Did Jean Baudrillard exist? Did he have an objective, tangible reality? Or was he just a figment of our imagination, a mere media contrivance? If that’s the case, is he really "dead"? These are just some of the intriguing questions posed by reports of the death of the French post-modernist thinker and social theorist. Baudrillard was best known for his concept of "hyperreality" - the theory that we can no longer tell what reality is because we have become lost in a world of "simulacra", images and signs created and presented as "real" by the mass media. This viewpoint led Baudrillard into some irrational, if not downright reactionary, assertions. These are encapsulated in his 1991 book, The Gulf War Did Not Happen. In it, he claims that the war existed only a symbolic level and the conflict itself was largely a staged set-piece "video game" of computer effects and CNN graphics. Although he acknowledged that terrorists had attacked the Twin Towers in September 2001, he described the assault as largely a "dark fantasy" manufactured by the media. The terrorists, he wrote, were only putting the finishing touches to "the orgy of power, liberation, flows and calculation which the twin towers embodied". The horror of the victims in the towers, he added, "was inseparable from the horror of living in them". One critic wrote: "It takes a real demonic genius to brush off the slaughter of thousands on the grounds that they were suffering from severe ennui brought on by boring modern architecture."
In The Mirror of Production (1973), Baudrillard had renounced his early Marxism. He suggested that Marx's theory of workers becoming alienated from the means of production was rooted in the tenets of 19th-century capitalism and was irrelevant in today’s world. His switch undoubtedly reflected the disillusionment many French intellectuals felt with the dogmas of Stalinism, which dominated the country’s left movements. In political practice, the Stalinists of the French Communist Party had restricted the 1968 revolutionary General Strike movement to limp demands for a general election. This cynical manoeuvre allowed the French bourgeoisie led by De Gaulle to cling to power where their overthrow seemed the easier option. Baudrillard’s sweeping rejection of Marx was not just about economics, however. What Baudrillard also did was to repudiate the materialist dialectical philosophical standpoint. Here, objective reality exists independently of consciousness, is in constant movement and change, can be cognised in thought and altered through practice. It wasn’t long before Baudrillard’s philosophical somersault won him cult status in some quarters, especially among contemporary artists. His views seemed to suggest that they were right in thinking that art has no purpose beyond its own promotion.

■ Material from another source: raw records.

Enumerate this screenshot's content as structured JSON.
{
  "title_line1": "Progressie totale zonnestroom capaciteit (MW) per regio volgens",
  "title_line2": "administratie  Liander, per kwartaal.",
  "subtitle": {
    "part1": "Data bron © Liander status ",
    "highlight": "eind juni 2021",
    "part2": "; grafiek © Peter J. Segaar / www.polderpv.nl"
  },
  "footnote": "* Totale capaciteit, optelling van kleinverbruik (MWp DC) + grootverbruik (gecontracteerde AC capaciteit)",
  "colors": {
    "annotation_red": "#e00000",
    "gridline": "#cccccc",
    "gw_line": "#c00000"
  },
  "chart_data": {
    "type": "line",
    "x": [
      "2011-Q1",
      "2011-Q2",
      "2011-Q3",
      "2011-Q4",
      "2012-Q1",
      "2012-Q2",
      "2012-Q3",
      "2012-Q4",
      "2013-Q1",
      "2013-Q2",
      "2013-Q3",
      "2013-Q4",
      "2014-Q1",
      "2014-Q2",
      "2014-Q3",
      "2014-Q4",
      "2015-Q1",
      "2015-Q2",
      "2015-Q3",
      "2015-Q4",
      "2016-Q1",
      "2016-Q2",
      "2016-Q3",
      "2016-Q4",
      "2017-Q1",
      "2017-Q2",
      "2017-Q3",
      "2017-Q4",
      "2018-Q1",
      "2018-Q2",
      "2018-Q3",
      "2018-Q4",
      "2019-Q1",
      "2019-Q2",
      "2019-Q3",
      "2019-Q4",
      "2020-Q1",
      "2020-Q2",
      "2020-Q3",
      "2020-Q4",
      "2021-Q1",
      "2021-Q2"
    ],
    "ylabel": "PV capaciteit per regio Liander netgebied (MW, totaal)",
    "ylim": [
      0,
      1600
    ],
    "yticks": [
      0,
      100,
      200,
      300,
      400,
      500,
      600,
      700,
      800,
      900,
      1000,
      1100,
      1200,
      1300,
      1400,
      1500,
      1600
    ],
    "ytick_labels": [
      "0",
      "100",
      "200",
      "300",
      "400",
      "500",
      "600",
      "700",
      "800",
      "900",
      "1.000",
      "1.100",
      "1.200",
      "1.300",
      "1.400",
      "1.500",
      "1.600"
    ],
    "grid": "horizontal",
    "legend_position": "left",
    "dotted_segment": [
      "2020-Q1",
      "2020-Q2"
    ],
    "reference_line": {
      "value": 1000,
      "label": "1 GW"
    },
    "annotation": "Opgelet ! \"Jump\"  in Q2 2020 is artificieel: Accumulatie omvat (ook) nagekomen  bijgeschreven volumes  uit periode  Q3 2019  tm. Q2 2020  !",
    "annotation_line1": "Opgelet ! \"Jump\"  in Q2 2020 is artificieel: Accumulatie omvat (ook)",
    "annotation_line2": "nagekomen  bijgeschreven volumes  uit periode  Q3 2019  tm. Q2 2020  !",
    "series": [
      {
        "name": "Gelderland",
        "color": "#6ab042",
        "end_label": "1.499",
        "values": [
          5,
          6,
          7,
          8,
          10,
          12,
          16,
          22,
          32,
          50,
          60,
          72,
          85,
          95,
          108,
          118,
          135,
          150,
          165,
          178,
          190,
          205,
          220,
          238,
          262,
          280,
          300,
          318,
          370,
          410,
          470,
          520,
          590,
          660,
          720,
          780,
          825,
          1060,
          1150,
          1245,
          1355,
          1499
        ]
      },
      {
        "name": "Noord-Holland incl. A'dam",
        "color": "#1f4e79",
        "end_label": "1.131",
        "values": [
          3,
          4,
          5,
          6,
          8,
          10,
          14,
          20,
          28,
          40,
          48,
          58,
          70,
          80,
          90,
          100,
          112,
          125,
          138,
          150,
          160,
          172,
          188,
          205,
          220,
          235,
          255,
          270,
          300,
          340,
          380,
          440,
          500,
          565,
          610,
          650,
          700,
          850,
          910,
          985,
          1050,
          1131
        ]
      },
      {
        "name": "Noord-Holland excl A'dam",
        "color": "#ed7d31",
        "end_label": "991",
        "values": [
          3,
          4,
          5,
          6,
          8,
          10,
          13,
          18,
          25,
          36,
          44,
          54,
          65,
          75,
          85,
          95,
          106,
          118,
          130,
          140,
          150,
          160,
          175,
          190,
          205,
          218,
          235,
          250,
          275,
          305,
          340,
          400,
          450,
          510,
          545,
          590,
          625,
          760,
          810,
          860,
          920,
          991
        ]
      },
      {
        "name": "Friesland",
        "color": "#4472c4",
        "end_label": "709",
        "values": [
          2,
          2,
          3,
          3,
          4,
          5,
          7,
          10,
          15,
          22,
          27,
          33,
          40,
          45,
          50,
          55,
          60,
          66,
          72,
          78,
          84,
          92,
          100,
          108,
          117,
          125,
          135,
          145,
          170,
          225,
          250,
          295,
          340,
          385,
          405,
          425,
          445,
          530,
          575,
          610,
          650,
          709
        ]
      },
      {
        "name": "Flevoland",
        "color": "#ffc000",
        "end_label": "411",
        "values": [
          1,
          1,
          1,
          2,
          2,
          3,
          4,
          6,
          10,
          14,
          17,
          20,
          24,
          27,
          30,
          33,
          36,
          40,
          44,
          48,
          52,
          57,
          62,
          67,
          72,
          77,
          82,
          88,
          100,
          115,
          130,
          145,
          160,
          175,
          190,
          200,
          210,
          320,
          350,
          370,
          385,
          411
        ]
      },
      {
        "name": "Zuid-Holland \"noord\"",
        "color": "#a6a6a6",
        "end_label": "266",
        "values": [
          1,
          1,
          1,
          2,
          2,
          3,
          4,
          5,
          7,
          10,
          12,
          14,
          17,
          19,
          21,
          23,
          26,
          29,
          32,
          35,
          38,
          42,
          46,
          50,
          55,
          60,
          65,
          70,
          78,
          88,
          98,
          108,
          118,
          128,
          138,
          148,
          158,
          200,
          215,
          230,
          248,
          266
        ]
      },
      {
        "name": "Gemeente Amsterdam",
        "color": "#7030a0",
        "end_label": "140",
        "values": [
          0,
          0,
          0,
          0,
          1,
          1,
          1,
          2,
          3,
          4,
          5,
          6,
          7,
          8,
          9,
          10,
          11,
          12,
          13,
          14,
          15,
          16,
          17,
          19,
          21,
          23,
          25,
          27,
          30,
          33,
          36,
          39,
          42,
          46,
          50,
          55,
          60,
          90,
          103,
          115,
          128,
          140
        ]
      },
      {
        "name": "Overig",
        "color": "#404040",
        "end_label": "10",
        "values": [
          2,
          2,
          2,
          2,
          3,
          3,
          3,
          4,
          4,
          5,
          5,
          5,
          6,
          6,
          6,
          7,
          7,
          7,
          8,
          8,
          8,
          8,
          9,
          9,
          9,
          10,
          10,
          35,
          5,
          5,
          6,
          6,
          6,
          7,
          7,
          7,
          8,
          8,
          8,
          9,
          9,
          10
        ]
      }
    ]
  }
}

The rise of the information economy, the overwhelming presence of image and a world market based on increasingly sophisticated forms of specialisation are, at a superficial level, a vindication of the post-modern view. The emphasis on identity, plurality and, above all, consumerism, taken together seem to blur the difference between image and reality. The global corporations understand this too and their marketing often creates a fictitious world where, as the adman says, you can be what you want to be. Baudrillard and his fellow French post-modern thinkers like Foucault, Derrida, Deleuze and Lyotard, have undoubtedly helped in sharpening our understanding of this new world disorder. Baudrillard’s views are represented in hugely popular films like The Matrix and The Truman Show, for example. Ultimately, however, the post-modern view leaves us trapped within the status quo. While criticising aspects of contemporary capitalism, it lacks the confidence and belief that it is possible to transform reality for the better. Baudrillard once remarked, "I keep a distance from the world which, for me, is not truly real". For the countless millions struggling against poverty, hunger, disease, war, climate change and authoritarianism, the world is all too real. Baudrillard may have rejected Marx, but it is to the 19th century German we turn to for the last word. In criticising the limitations of the thinker Feuerbach he wrote: "The philosophers have only interpreted the world in various ways; the point is to change it."